Download or read book Poetry and Public Discourse in Nineteenth Century America written by S. Wolosky and published by Springer. This book was released on 2010-09-27 with total page 410 pages. Available in PDF, EPUB and Kindle. Book excerpt: Poetry and Public Discourse in Nineteenth-Century America explores nineteenth-century poetry as it addresses and engages in the major concerns of American cultural life. Focusing on gender, biblical politics, Revolutionary discourses and racial, sectional, and religious identities, this book reveals how these issues contended and negotiated with each other in the shaping of a pluralist democratic polity. Nineteenth-century American poetry, far from being the self-reflective art object of twentieth-century aesthetic theory, offered a rhetorical arena in which civic, economic, and religious trends intersected with each other in mutual definition and investigation. With a deft hand, Shira Wolosky demonstrates the ways in which poetry was a core impulse in the formation of American identity and cultural definition.

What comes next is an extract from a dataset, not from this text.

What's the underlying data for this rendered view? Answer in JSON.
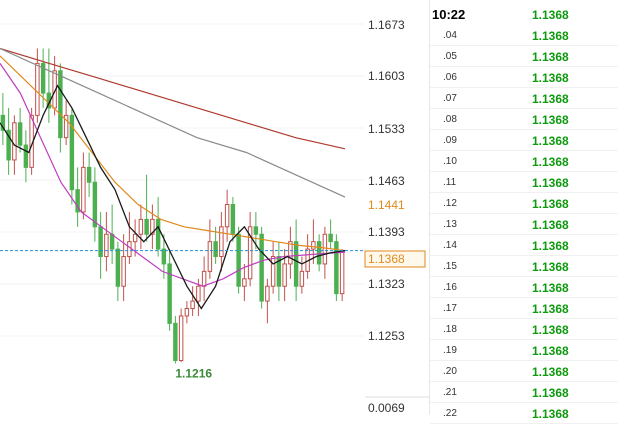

Download or read book Poe and the Subversion of American Literature written by Robert T. Tally Jr. and published by Bloomsbury Publishing USA. This book was released on 2014-01-16 with total page 167 pages. Available in PDF, EPUB and Kindle. Book excerpt: Choice Outstanding Academic Title 2014 In Poe and the Subversion of American Literature, Robert T. Tally Jr. argues that Edgar Allan Poe is best understood, not merely as a talented artist or canny magazinist, but primarily as a practical joker who employs satire and fantasy to poke fun at an emergent nationalist discourse circulating in the United States. Poe's satirical and fantastic mode, on display even in his apparently serious short stories and literary criticism, undermines the earnest attempts to establish a distinctively national literature in the nineteenth century. In retrospect, Poe's work also subtly subverts the tenets of an institutionalized American Studies in the twentieth century. Tally interprets Poe's life and works in light of his own social milieu and in relation to the disciplinary field of American literary studies, finding Poe to be neither the poète maudit of popular mythology nor the representative American writer revealed by recent scholarship. Rather, Poe is an untimely figure whose work ultimately makes a mockery of those who would seek to contain it. Drawing upon Gilles Deleuze's distinction between nomad thought and state philosophy, Tally argues that Poe's varied literary and critical writings represent an alternative to American literature. Through his satirical critique of U.S. national culture and his otherworldly projection of a postnational space of the imagination, Poe establishes a subterranean, nomadic, and altogether worldly literary practice.